By executive order of President Harry S. Truman, the U.S. drops the nuclear weapon “Little Boy” on the city of Hiroshima on Monday, August 6, 1945, following with the detonation of “Fat Man” over Nagasaki on August 9.
Within the first two to four months of the bombings, the acute effects kill 90,000–166,000 people in Hiroshima and 60,000–80,000 in Nagasaki, with roughly half of the deaths in each city occurring on the first day. The Hiroshima prefectural health department estimates that, of the people who died on the day of the explosion, 60% died from flash or flame burns, 30% from falling debris and 10% from other causes. During the following months, large numbers die from the effect of burns, radiation sickness, and other injuries, compounded by illness. In a US estimate of the total immediate and short term cause of death, 15–20% die from radiation sickness, 20–30% from flash burns, and 50–60% from other injuries, compounded by illness. In both cities, most of the dead are civilians.

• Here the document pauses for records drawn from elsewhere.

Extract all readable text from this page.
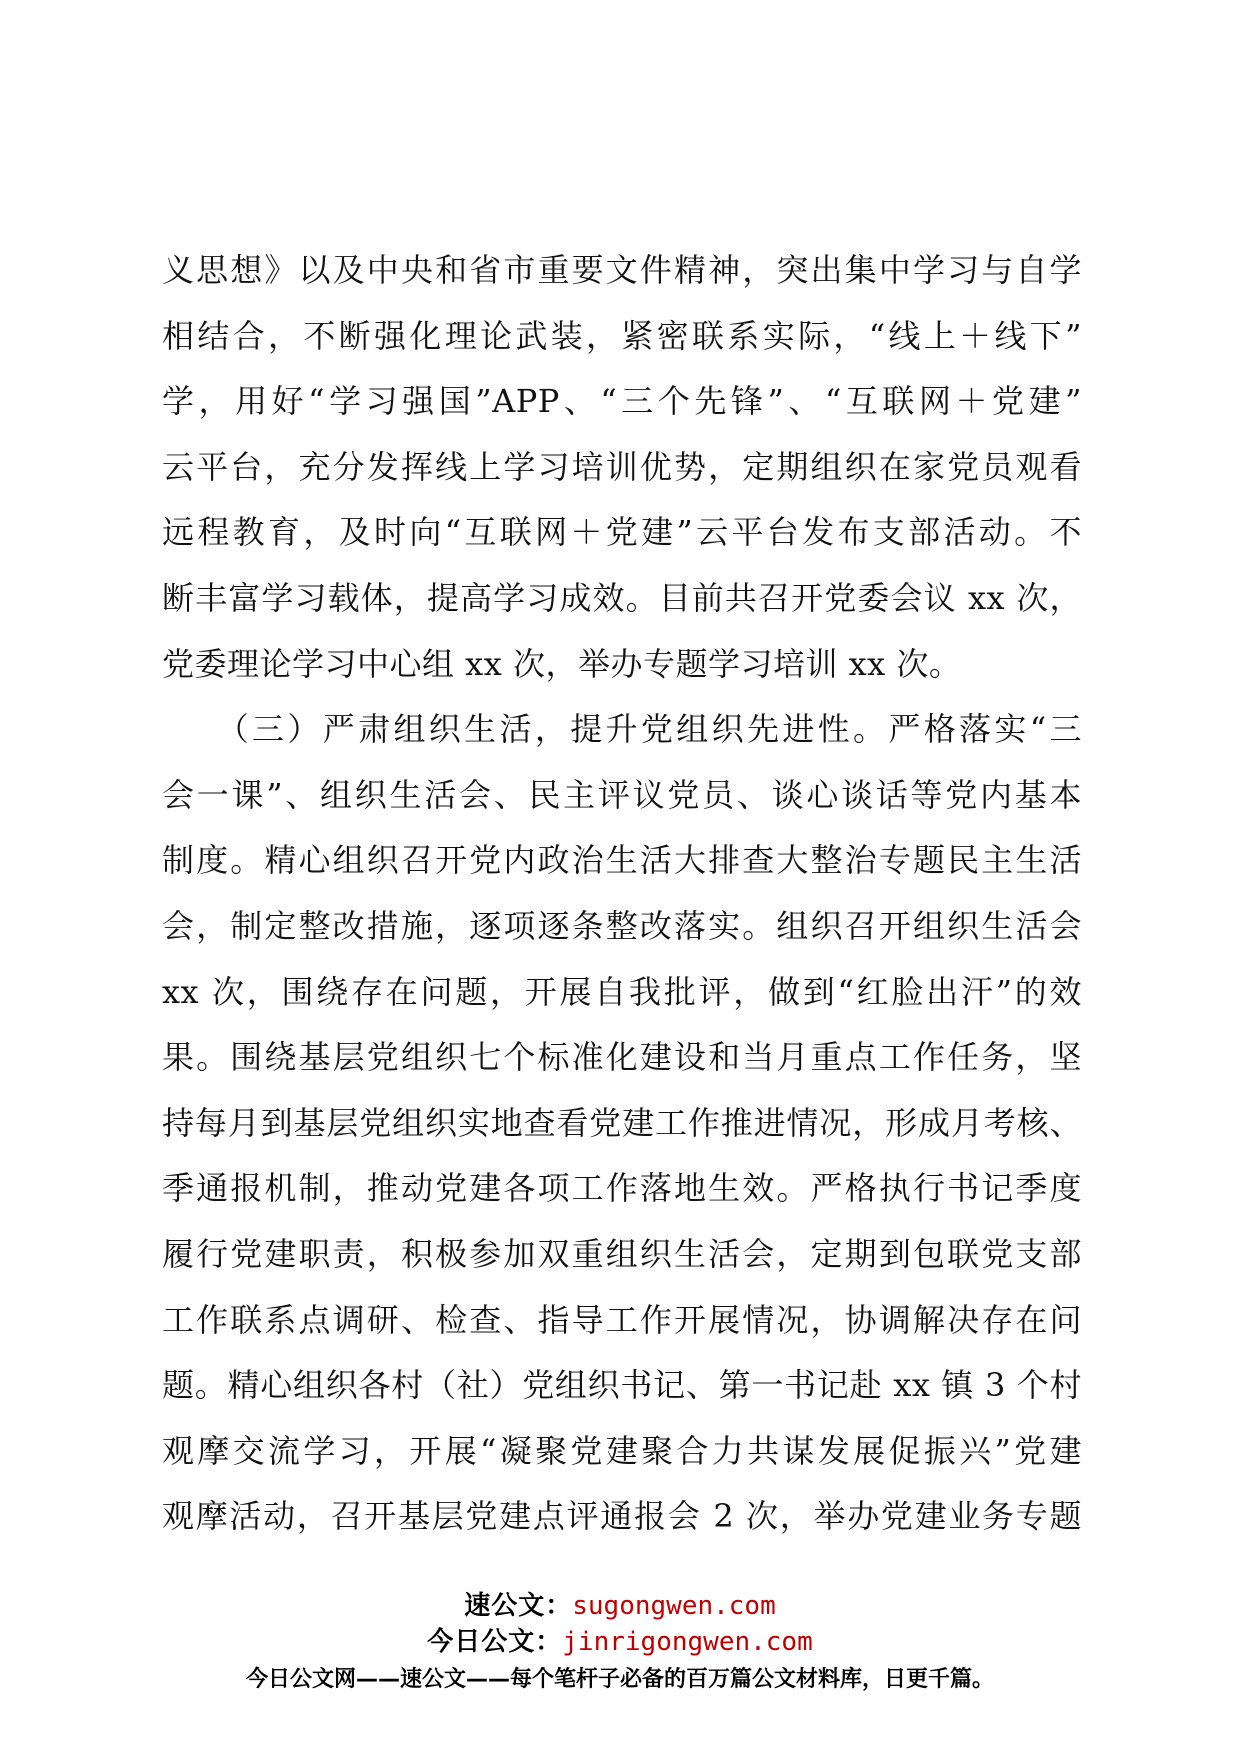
义思想》以及中央和省市重要文件精神，突出集中学习与自学
相结合，不断强化理论武装，紧密联系实际，“线上＋线下”
学，用好“学习强国”APP、“三个先锋”、“互联网＋党建”
云平台，充分发挥线上学习培训优势，定期组织在家党员观看
远程教育，及时向“互联网＋党建”云平台发布支部活动。不
断丰富学习载体，提高学习成效。目前共召开党委会议 xx 次，
党委理论学习中心组 xx 次，举办专题学习培训 xx 次。
　　（三）严肃组织生活，提升党组织先进性。严格落实“三
会一课”、组织生活会、民主评议党员、谈心谈话等党内基本
制度。精心组织召开党内政治生活大排查大整治专题民主生活
会，制定整改措施，逐项逐条整改落实。组织召开组织生活会
xx 次，围绕存在问题，开展自我批评，做到“红脸出汗”的效
果。围绕基层党组织七个标准化建设和当月重点工作任务，坚
持每月到基层党组织实地查看党建工作推进情况，形成月考核、
季通报机制，推动党建各项工作落地生效。严格执行书记季度
履行党建职责，积极参加双重组织生活会，定期到包联党支部
工作联系点调研、检查、指导工作开展情况，协调解决存在问
题。精心组织各村（社）党组织书记、第一书记赴 xx 镇 3 个村
观摩交流学习，开展“凝聚党建聚合力共谋发展促振兴”党建
观摩活动，召开基层党建点评通报会 2 次，举办党建业务专题
速公文：sugongwen.com
今日公文：jinrigongwen.com
今日公文网——速公文——每个笔杆子必备的百万篇公文材料库，日更千篇。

Six days after the detonation over Nagasaki, on August 15, Japan announces its surrender to the Allied Powers, signing the Instrument of Surrender on September 2, officially ending the Pacific War and therefore World War II, as Germany had already signed its Instrument of Surrender on May 7, ending the war in Europe. The bombings lead, in part, to post-war Japan’s adopting Three Non-Nuclear Principles, forbidding the nation from nuclear armament. The role of the bombings in Japan’s surrender and the U.S.’s ethical justification for them, as well as their strategic importance, is still debated.